The Lithion Recycling project consortium has received $3.8 million in funding from Sustainable Development Technology Canada (SDTC).

“We are delighted that Lithion Recycling Inc. has received support from SDTC. The electric vehicle market is growing, but there is currently no sustainable solution for its lithium-ion battery recycling,” said Benoit Couture, president of Seneca – an engineering consulting firm that specializes in industrial materials process engineering and is a major player in the consortium. “The innovative and patented process we have developed for Lithion Recycling Inc. will allow up to 95 per cent of these batteries’ components to be recovered in an eco-friendly and cost-effective manner. We are excited about the idea of contributing to the shift to a circular economy.”
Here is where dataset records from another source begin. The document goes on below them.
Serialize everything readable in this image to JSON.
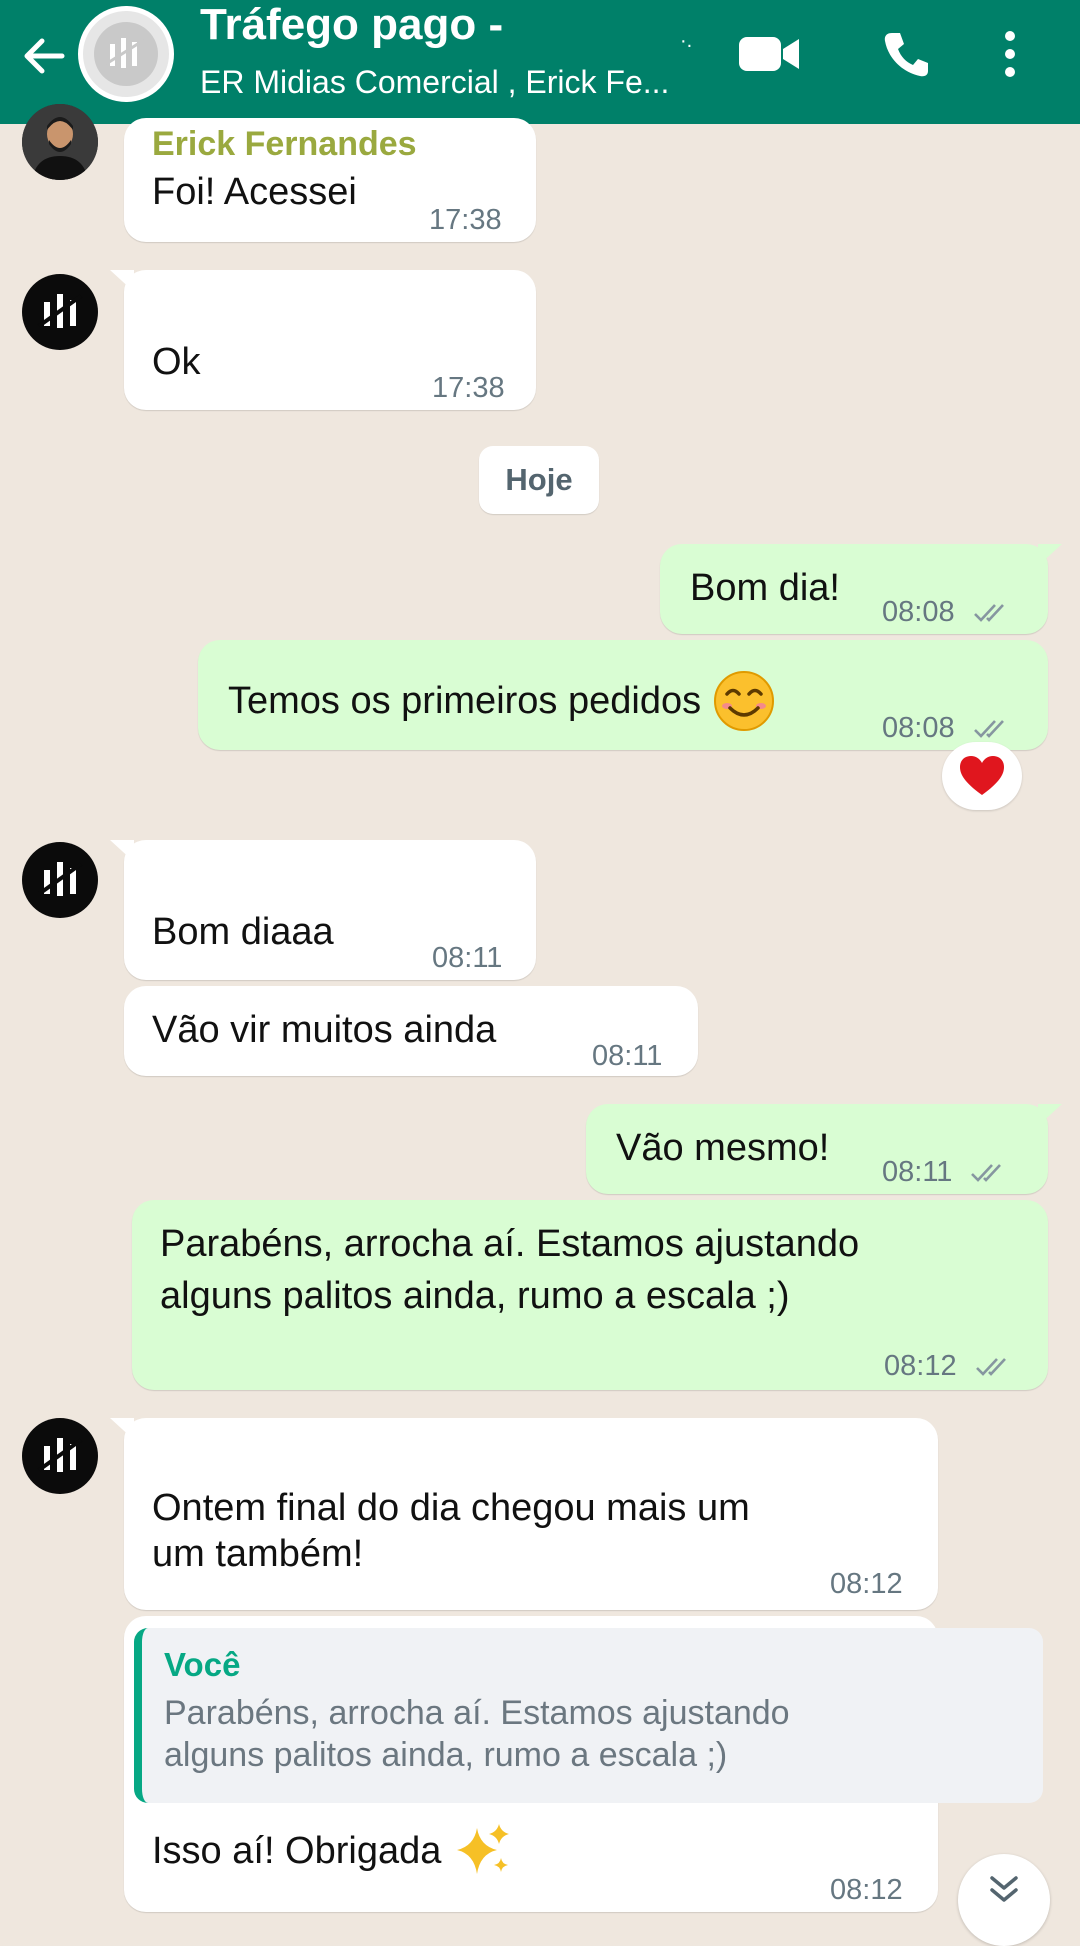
{
  "header": {
    "title": "Tráfego pago -",
    "subtitle": "ER Midias Comercial , Erick Fe...",
    "indicator": "·.",
    "accent": "#008069"
  },
  "icons": [
    "back-arrow-icon",
    "video-call-icon",
    "phone-icon",
    "more-options-icon",
    "heart-icon",
    "smiling-face-emoji",
    "sparkles-emoji",
    "double-check-icon",
    "chevron-double-down-icon"
  ],
  "date_separator": "Hoje",
  "messages": [
    {
      "direction": "in",
      "sender": "Erick Fernandes",
      "text": "Foi! Acessei",
      "time": "17:38"
    },
    {
      "direction": "in",
      "text": "Ok",
      "time": "17:38"
    },
    {
      "direction": "out",
      "text": "Bom dia!",
      "time": "08:08"
    },
    {
      "direction": "out",
      "text": "Temos os primeiros pedidos",
      "emoji": "😊",
      "time": "08:08",
      "reaction": "❤"
    },
    {
      "direction": "in",
      "text": "Bom diaaa",
      "time": "08:11"
    },
    {
      "direction": "in",
      "text": "Vão vir muitos ainda",
      "time": "08:11"
    },
    {
      "direction": "out",
      "text": "Vão mesmo!",
      "time": "08:11"
    },
    {
      "direction": "out",
      "text_lines": [
        "Parabéns, arrocha aí. Estamos ajustando",
        "alguns palitos ainda, rumo a escala ;)"
      ],
      "time": "08:12"
    },
    {
      "direction": "in",
      "text_lines": [
        "Ontem final do dia chegou mais um",
        "um também!"
      ],
      "time": "08:12"
    },
    {
      "direction": "in",
      "quote": {
        "author": "Você",
        "lines": [
          "Parabéns, arrocha aí. Estamos ajustando",
          "alguns palitos ainda, rumo a escala ;)"
        ]
      },
      "text": "Isso aí! Obrigada",
      "emoji": "✨",
      "time": "08:12"
    }
  ]
}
The project consortium consists of Seneca, Centre d’études des procédés chimiques du Québec (CEPROCQ), Call2Recycle, and Hydro-Québec’s Center of Excellence in Transportation Electrification and Energy Storage (CETEES).

“SDTC is proud to support Lithion Recycling Inc. in its efforts to address the issue of recycling lithium-ion batteries,” said Leah Lawrence, President and CEO of Sustainable Development Technology Canada. “These batteries are essential to the functioning of our electric vehicles, smartphones and tablets, and finding ways to recycle these batteries will help make Canada a cleaner and healthier place to live.”

Lithion Recycling Inc. is aiming for a worldwide commercialization of its technology, which will begin with the construction of a 200-tons-per-year capacity pilot plant in Quebec in 2019.

Its process will enable the recovery of high value lithium-ion battery components such as cobalt, lithium and graphite, which can then be directly reused by battery manufacturers. Most lithium-ion batteries currently recovered and diverted from landfill sites are handled using processes that have an important environmental footprint and a much lower efficiency.

The process developed by Lithion Recycling Inc. will provide a profitable and sustainable alternative to this issue.